Codecademy Logo

Introduction to Big Data

Print Cheatsheet

Big Data Definition

Big data is a term that refers to data that are too large and complex to be processed by normal computing capabilities. Describing data as “big” is relative to our modern computing power.

Big Data 3 Vs

Big Data can be characterized by what are known as the 3 Vs:

  1. Volume: the size of big data is larger than the amount of available computing power.
  2. Velocity: big data grows rapidly as it becomes faster, cheaper, and easier to collect automatically and continuously.
  3. Variety: big data comes in a variety of formats, such as structured (data tables with rows and columns), semi-structured (think JSON files with nested data), and unstructured (audio, image, and video data).

Big Data and RAM

Big data analysis is limited by the amount of Random Access Memory (RAM) that the available computing resources have.

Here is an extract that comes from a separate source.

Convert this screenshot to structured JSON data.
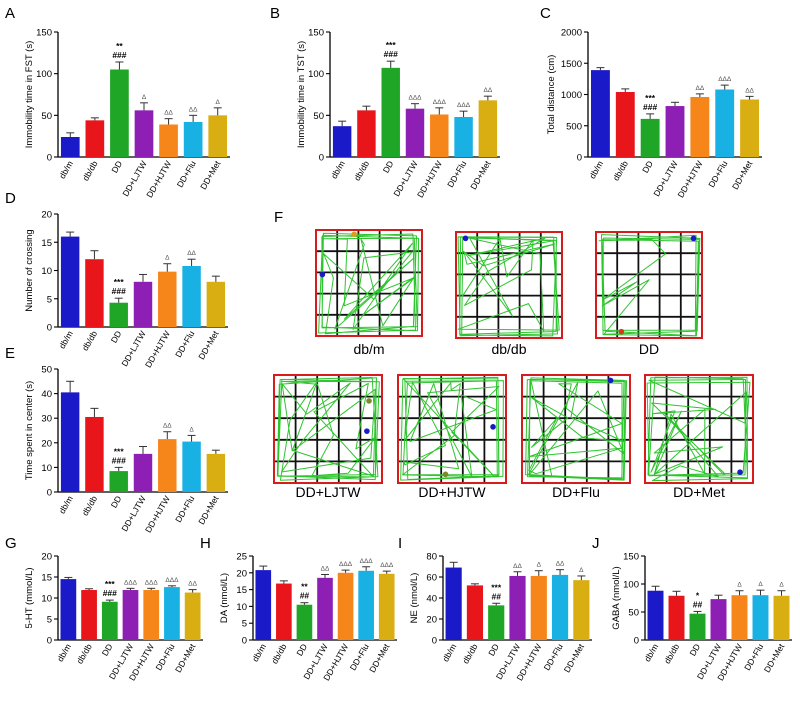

Many big data systems will use a computing cluster to increase the amount of total RAM.

HDFS Overview

One system for big data storage is called Hadoop Distributed File Storage (HDFS). In this system, a cluster of computing resources stores the data. This cluster consists of a manager node, which sends commands to the worker nodes that house the data.

MapReduce Overview

MapReduce is a framework that can be used to process large datasets stored in a Hadoop Distributed File System (HDFS) cluster. MapReduce consists of two main functions, map and reduce, which can perform complex operations over a distributed system.

MapReduce Process Overview

MapReduce works by sending commands from the manager node down to the numerous worker nodes, which process subsets of data in parallel. This speeds up processing when compared to traditional data processing frameworks.